"speed" here always refers to decode speed - this is about the encoder making choices about how it forms the compressed bit stream.
This parameter allows the encoders to make decisions that optimize for a space-speed goal which is of your choosing. You can make those decisions favor size more, or you can favor decode speed more.
If you like, a modern compressor is a bit a like a compiler. The compressed data is a kind of program in bytecode, and the decompressor is just an intepreter that runs that bytecode. An optimal parser is like an optimizing compiler; you're considering different programs that produce the same output, and trying to find the program that maximizes some metric. The "space-speed tradeoff" parameter is a bit like -Ox vs -Os, optimize for speed vs size in a compiler.
Oodle of course includes Hydra (the many headed beast) which can tune performance by selecting compressors based on their space-speed performance.
But even without Hydra the individual compressors are tuneable, none more so than Mermaid. Mermaid can stretch itself from Selkie-like (LZ4 domain) up to standard LZH compression (ZStd domain).
I thought I would show an example of how flexible Mermaid is. Here's Mermaid level 4 (Normal)
with some different space-speed tradeoff parameters :
sstb = space speed tradeoff bytes
sstb 32 : ooMermaid4 : 2.29:1 , 33.6 enc mbps , 1607.2 dec mbps
sstb 64 : ooMermaid4 : 2.28:1 , 33.8 enc mbps , 1675.4 dec mbps
sstb 128: ooMermaid4 : 2.23:1 , 34.1 enc mbps , 2138.9 dec mbps
sstb 256: ooMermaid4 : 2.19:1 , 33.9 enc mbps , 2390.0 dec mbps
sstb 512: ooMermaid4 : 2.05:1 , 34.3 enc mbps , 2980.5 dec mbps
sstb 1024: ooMermaid4 : 1.89:1 , 34.4 enc mbps , 3637.5 dec mbps
compare to : (*)
zstd9 : 2.18:1 , 37.8 enc mbps , 590.2 dec mbps
lz4hc : 1.67:1 , 29.8 enc mbps , 2592.0 dec mbps
(* MSVC build of ZStd/LZ4 , not a fair speed measurement (they're faster in GCC), just use as a general reference point)
Point being - not only can Mermaid span a large range of performance but it's *good* at both ends of that range, it's not getting terrible as it out of its comfort zone.
You may notice that as sstb goes below 128 you're losing a lot of decode speed and not gaining much size. The problem is you're trying to squeeze a lot of ratio out of a compressor that just doesn't target high ratio.

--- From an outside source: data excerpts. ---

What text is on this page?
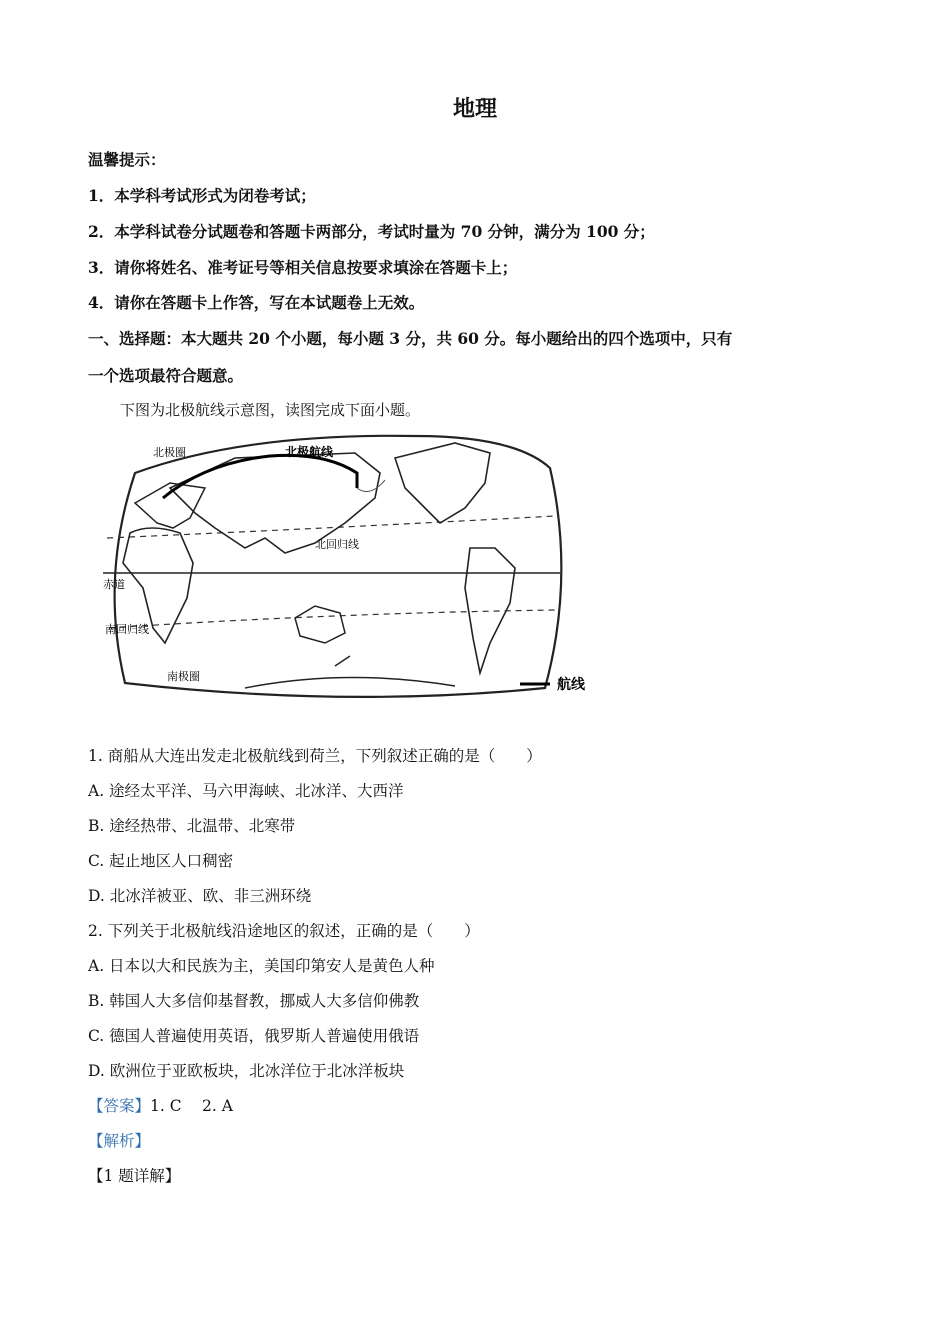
地理
温馨提示：
1．本学科考试形式为闭卷考试；
2．本学科试卷分试题卷和答题卡两部分，考试时量为 70 分钟，满分为 100 分；
3．请你将姓名、准考证号等相关信息按要求填涂在答题卡上；
4．请你在答题卡上作答，写在本试题卷上无效。
一、选择题：本大题共 20 个小题，每小题 3 分，共 60 分。每小题给出的四个选项中，只有
一个选项最符合题意。
下图为北极航线示意图，读图完成下面小题。
北极圈	北极航线
北回归线
赤道
南回归线
南极圈
航线
1. 商船从大连出发走北极航线到荷兰，下列叙述正确的是（　　）
A. 途经太平洋、马六甲海峡、北冰洋、大西洋
B. 途经热带、北温带、北寒带
C. 起止地区人口稠密
D. 北冰洋被亚、欧、非三洲环绕
2. 下列关于北极航线沿途地区的叙述，正确的是（　　）
A. 日本以大和民族为主，美国印第安人是黄色人种
B. 韩国人大多信仰基督教，挪威人大多信仰佛教
C. 德国人普遍使用英语，俄罗斯人普遍使用俄语
D. 欧洲位于亚欧板块，北冰洋位于北冰洋板块
【答案】1. C　 2. A
【解析】
【1 题详解】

As you get into that domain you need to switch to Kraken. That is, there comes a point where the space-speed benefit of squeezing the last drop out of Mermaid is harder than just making the jump to Kraken. And that's where Hydra comes in, it will do that for you at the right spot.
ADD : Put another way, in Oodle there are *two* speed-ratio tradeoff dials. Most people are just
familiar with the compression "level" dial, as in Zip, where higher levels = slower to encode, but
more compression ratio. In Oodle you have that, but also a dial for decode time :
CompressionLevel = trade off encode time for compression ratio
SpaceSpeedTradeoffBytes = trade off decode time for compression ratio
Perhaps I'll show some sample use cases :
Default initial setting :
CompressionLevel = Normal (4)
SpaceSpeedTradeoffBytes = 256
Reasonably fast encode & decode. This is a balance between caring about encode time, decode time,
and compression ratio. Tries to do a decent job of all 3.
To maximize compression ratio, when you don't care about encode time or decode time :
CompressionLevel = Optimal4 (8)
SpaceSpeedTradeoffBytes = 1
You want every possible byte of compression and you don't care how much time it costs you to encode or
decode. In practice this is a bit silly, rather like the "placebo" mode in x264. You're spending
potentially a lot of CPU time for very small gains.
A more reasonable very high compression setting :
CompressionLevel = Optimal3 (7)
SpaceSpeedTradeoffBytes = 16
This still says you strongly value ratio over encode time or decode time, but you don't want to chase
tiny gains in ratio that cost a huge amount of decode time.
If you care about decode time but not encode time :
CompressionLevel = Optimal4 (8)
SpaceSpeedTradeoffBytes = 256
Crank up the encode level to spend lots of time making the best possible compressed stream, but make
decisions in the encoder that balance decode time.
etc.
The SpaceSpeedTradeoffBytes is a number of bytes that Oodle must be able to save in order to accept a certain time increase in the decoder. In Kraken that unit of time is 25600 cycles on the artifical machine model that we use. (that's 8.53 microseconds at 3 GHz). So at the default value of 256, it must save 1 byte in compressed size to take an increased time of 100 cycles.